My train of thought was that the since the RGB part of the code wants to divide things by 2, it would struggle with matrices that cannot be divided by 2 once or more than once? I may be entirely off on that. Example matrices can be found below.
Bayer 2x2:
[0, 2],
[3, 1]
Bayer 8x8:
[0, 32, 8, 40, 2, 34, 10, 42],
[48, 16, 56, 24, 50, 18, 58, 26],
[12, 44, 4, 36, 14, 46, 6, 38],
[60, 28, 52, 20, 62, 30, 54, 22],
[3, 35, 11, 43, 1, 33, 9, 41],
[51, 19, 59, 27, 49, 17, 57, 25],
[15, 47, 7, 39, 13, 45, 5, 37],
[63, 31, 55, 23, 61, 29, 53, 21]
Source for above - here.

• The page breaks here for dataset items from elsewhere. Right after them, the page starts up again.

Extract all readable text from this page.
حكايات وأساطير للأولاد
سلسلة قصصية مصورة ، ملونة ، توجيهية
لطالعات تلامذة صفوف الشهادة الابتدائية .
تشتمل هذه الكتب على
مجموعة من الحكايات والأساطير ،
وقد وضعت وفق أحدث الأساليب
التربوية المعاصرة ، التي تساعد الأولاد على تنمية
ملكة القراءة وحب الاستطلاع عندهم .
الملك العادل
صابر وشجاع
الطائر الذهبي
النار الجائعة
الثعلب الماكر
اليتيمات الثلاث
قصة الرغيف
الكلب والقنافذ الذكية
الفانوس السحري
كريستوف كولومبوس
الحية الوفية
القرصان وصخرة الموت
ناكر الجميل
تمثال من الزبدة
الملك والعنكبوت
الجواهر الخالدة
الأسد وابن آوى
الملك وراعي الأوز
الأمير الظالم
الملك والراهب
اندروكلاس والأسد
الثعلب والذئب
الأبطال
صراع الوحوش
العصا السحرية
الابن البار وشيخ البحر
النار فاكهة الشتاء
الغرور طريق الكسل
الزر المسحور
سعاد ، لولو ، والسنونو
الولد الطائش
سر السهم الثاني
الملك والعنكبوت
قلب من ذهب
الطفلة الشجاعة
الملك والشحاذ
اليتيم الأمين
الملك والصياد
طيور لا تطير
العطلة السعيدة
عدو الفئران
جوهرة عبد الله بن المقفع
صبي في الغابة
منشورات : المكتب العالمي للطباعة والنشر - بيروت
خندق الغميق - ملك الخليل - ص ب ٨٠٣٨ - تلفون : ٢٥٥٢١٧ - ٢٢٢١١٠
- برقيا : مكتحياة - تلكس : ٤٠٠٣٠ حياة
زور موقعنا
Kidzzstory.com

Libcaca study has the same, just mirrored/flipped on one side, you can do that and it will not change results or quality.
Cluster dot 4x4:
[12, 5, 6, 13],
[4, 0 , 1 ,7],
[11, 3, 2, 8],
[15, 10, 9, 14]
Cluster dot 8x8 (mimics halftoning):
[24, 10, 12, 26, 35, 47, 49, 37],
[8, 0 , 2, 14, 45, 59, 61, 51],
[22, 6, 4, 16, 43, 57, 63, 53],
[30, 20, 18, 28, 33, 41, 55, 39],
[34, 46, 48, 36, 25, 11, 13, 27],
[44, 58, 60, 50, 9, 1, 3, 15],
[42, 56, 62, 52, 23, 7, 5, 17],
[32, 40, 54, 38, 31, 21, 19, 29]
All of the above sourced from here.
I think the others can be dropped - void-and-cluster seems too taxing to recreate and it's only good for really really big images, so it would mean probably mean lost resources on computations. The 3x3 Bayer doesn't seem to add a lot, outside of a specific aesthetic. The above add quality options, without, to my mind, costing a lot of resources.
Feel free to ignore all of the above if they seem unnecessary.
This all looks good, I will just focus on getting an mvp up of using multiple bayer matrixes, and then see what works to plug in
OK, I got the basics of multiple bayer matrices working via selecting options in the "advanced" panel. These changes can be tested here: here. And the code changes are available in the "bayer" branch.
The matrices all seem to be working at least roughly as expected, the cluster dot ones are showing halftone-ish dots, etc, but something is definitely off in my implementation as the images seem to all be appearing too dark. Let me know if you notice what might be going wrong, and I will continue working on these as well. I can provide a more detailed explanation of what is happening in the code if that is helpful, but the relevant section starts here: https://github.com/alexharris/ditherit-v2/blob/99f2d74fe7e64a0e2950888fe27339ce55c02e0a/pages/index.vue#L857
I would like to fix a few naming issues and add some more dithering matrices as a pull request, but I'm unable to find where they're actually located in your code, or are you using something external for the calculations?